It’s well documented fact that stress can be harmful to our physical as well as emotional and psychological health! Now a new study claims it can play a huge role in setting off a headache.
The study found individuals who suffer from a frequent pounding, throbbing ache inside the head are more prone to the effects of stress. According to experts, the higher the levels of strain, the more time he or she will spend in pain.
Lead author of the study Dr. Sara H. Schramm, from the University Hospital of University Duisburg-Essen in Germany, stated, “These results show that this is a problem for everyone who suffers from headaches and emphasize the importance of stress management approaches for people with migraine and those who treat them. The results add weight to the concept that stress can be a factor contributing to the onset of headache disorders, that it accelerates the progression to chronic headache, exacerbates headache episodes, and that the headache experience itself can serve as a stressor.”
Study involving 5,159 adults
In order to determine whether people who have frequent headaches have more stressful lives, the researchers conducted a study involving 5,159 adults in the age bracket of 21 to 71 years. For the purpose of the study, the subjects furnished details about their headache history and other health factors once every three months from 2010 to 2012. In addition, they were asked to rate the intensity of their stress on a 100-point scale.
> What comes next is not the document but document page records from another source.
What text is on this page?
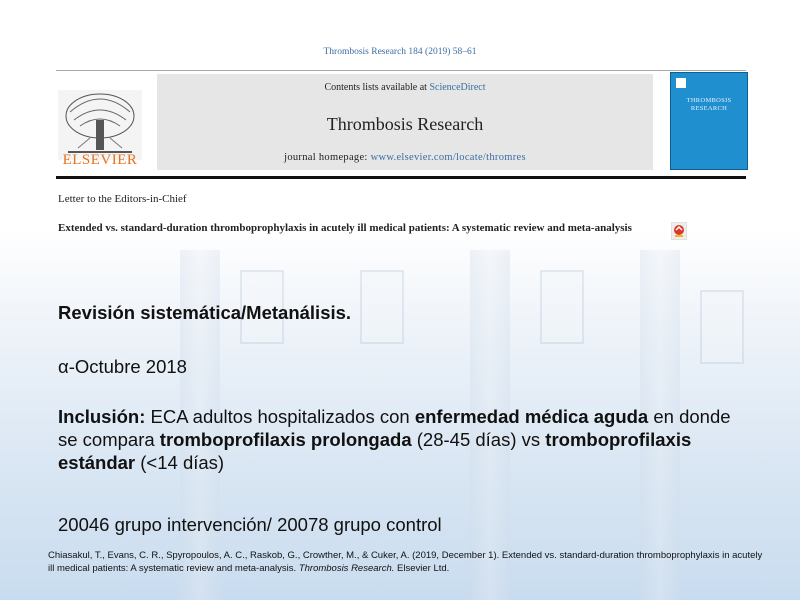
Thrombosis Research 184 (2019) 58–61
ELSEVIER
Contents lists available at ScienceDirect
Thrombosis Research
journal homepage: www.elsevier.com/locate/thromres
THROMBOSIS RESEARCH
Letter to the Editors-in-Chief
Extended vs. standard-duration thromboprophylaxis in acutely ill medical patients: A systematic review and meta-analysis
Revisión sistemática/Metanálisis.
α-Octubre 2018
Inclusión: ECA adultos hospitalizados con enfermedad médica aguda en donde se compara tromboprofilaxis prolongada (28-45 días) vs tromboprofilaxis estándar (<14 días)
20046 grupo intervención/ 20078 grupo control
Chiasakul, T., Evans, C. R., Spyropoulos, A. C., Raskob, G., Crowther, M., & Cuker, A. (2019, December 1). Extended vs. standard-duration thromboprophylaxis in acutely ill medical patients: A systematic review and meta-analysis. Thrombosis Research. Elsevier Ltd.
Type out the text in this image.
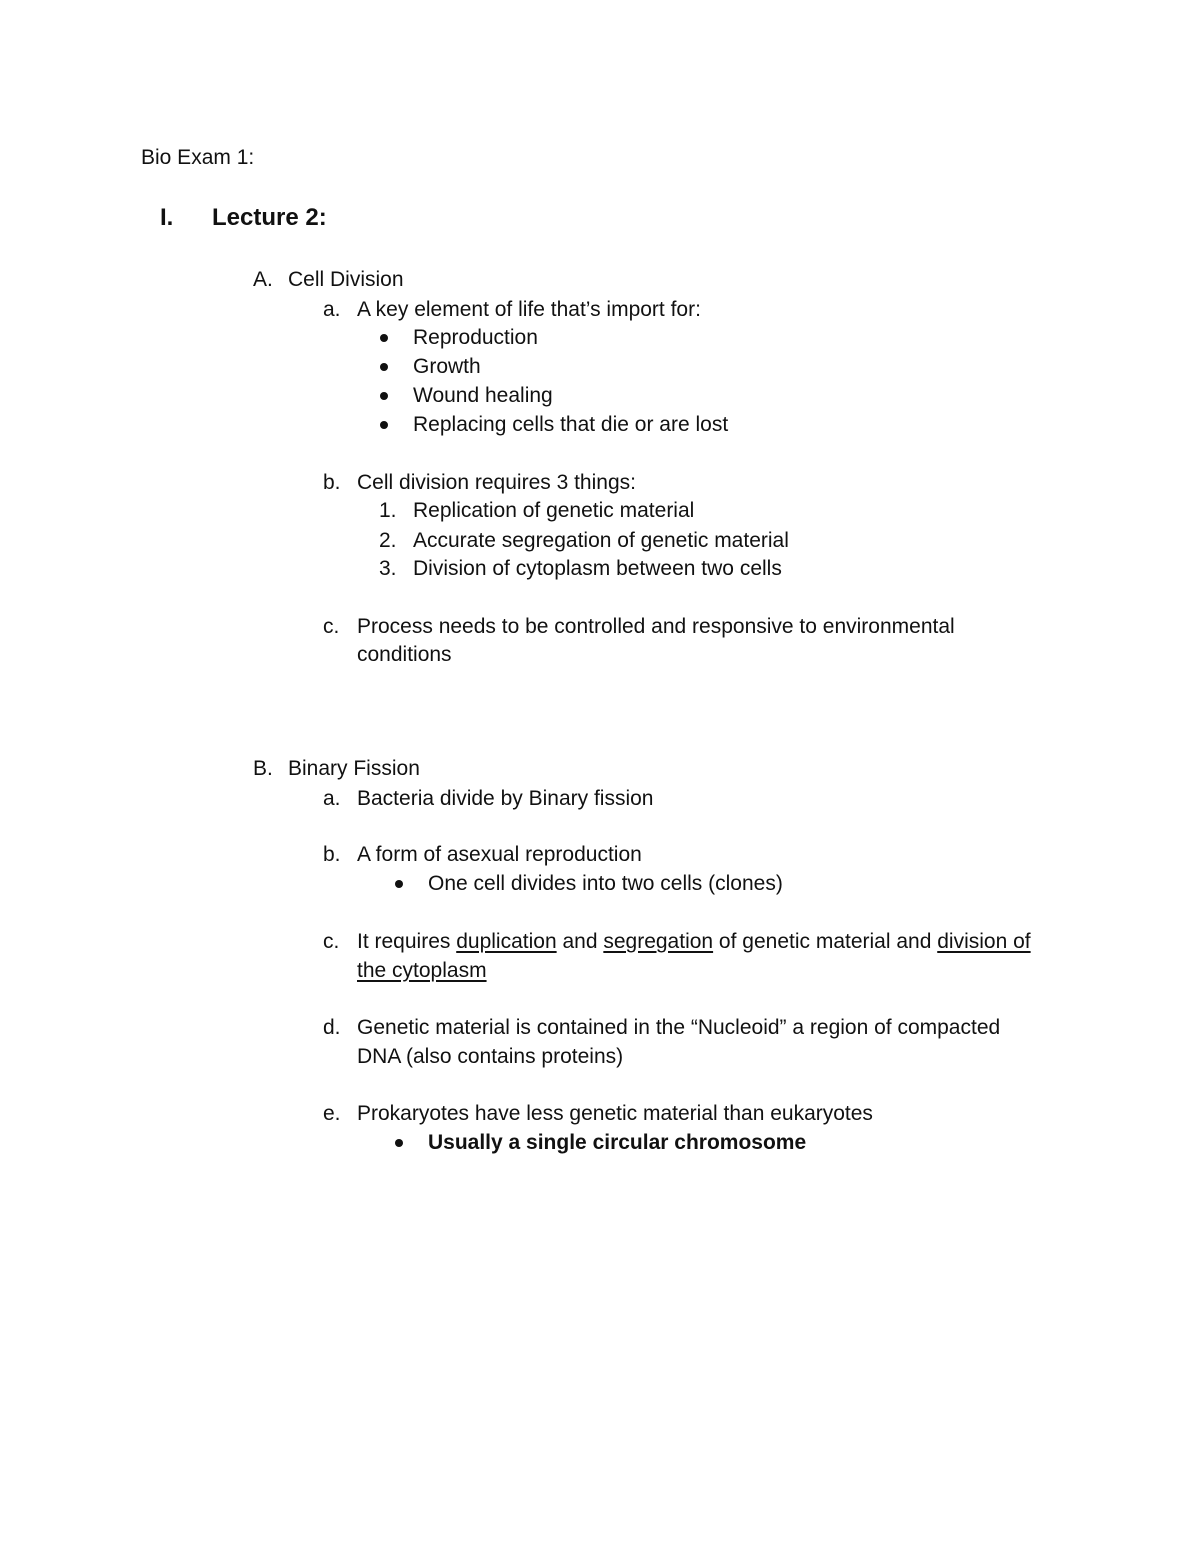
Bio Exam 1:
I. Lecture 2:
A. Cell Division
a. A key element of life that’s import for:
Reproduction
Growth
Wound healing
Replacing cells that die or are lost
b. Cell division requires 3 things:
1. Replication of genetic material
2. Accurate segregation of genetic material
3. Division of cytoplasm between two cells
c. Process needs to be controlled and responsive to environmental
conditions
B. Binary Fission
a. Bacteria divide by Binary fission
b. A form of asexual reproduction
One cell divides into two cells (clones)
c. It requires duplication and segregation of genetic material and division of
the cytoplasm
d. Genetic material is contained in the “Nucleoid” a region of compacted
DNA (also contains proteins)
e. Prokaryotes have less genetic material than eukaryotes
Usually a single circular chromosome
The researchers found, about 30 percent of the respondents experienced tension headaches (the most common type), which lasted for an average of 2.2 days per month. On a stress scale, these individuals scored an average of 52 out of 100.
Also 14 percent of the study subjects suffered from migraines which on an average lasted for a total of about 4.5 days a month. They recorded a 62 on the stress scale. An unfortunate 11 percent people had both a migraine and tension-type headache, which lasted about 3.6 days on average. Their stress intensity was 59 points.
Revelations of the study
The analysis found a clear connection between stress and frequency of headaches experienced each month. It was noted that for a 10-point increase on the stress scale, the duration of tension headaches rose by 6.3 percent per month (about 3.3 hours extra more each month). In contrast, migraine sufferers had a 4.3 percent increase in incidents (about 4.6 extra headache hours per month) while those experiencing a combination of migraines and tension headaches had a 4 percent increase in duration of their headaches (3.5 hours per month).
Dr. Souhel Najjar, director of the Neuroscience Center at Staten Island University Hospital in New York, who was not part of the study stated, “This finding is important and suggests that identifying sources of chronic stress, and utilizing strategies directed toward elimination or modification of stress, including meditation, deep breathing exercises and muscle relaxation techniques, can be very effective in reducing the frequency of all types of headaches, particularly tension headaches.”
The study sponsored by the German Federal Ministry of Education and Research will be presented at the American Academy of Neurology’s annual meeting in Philadelphia.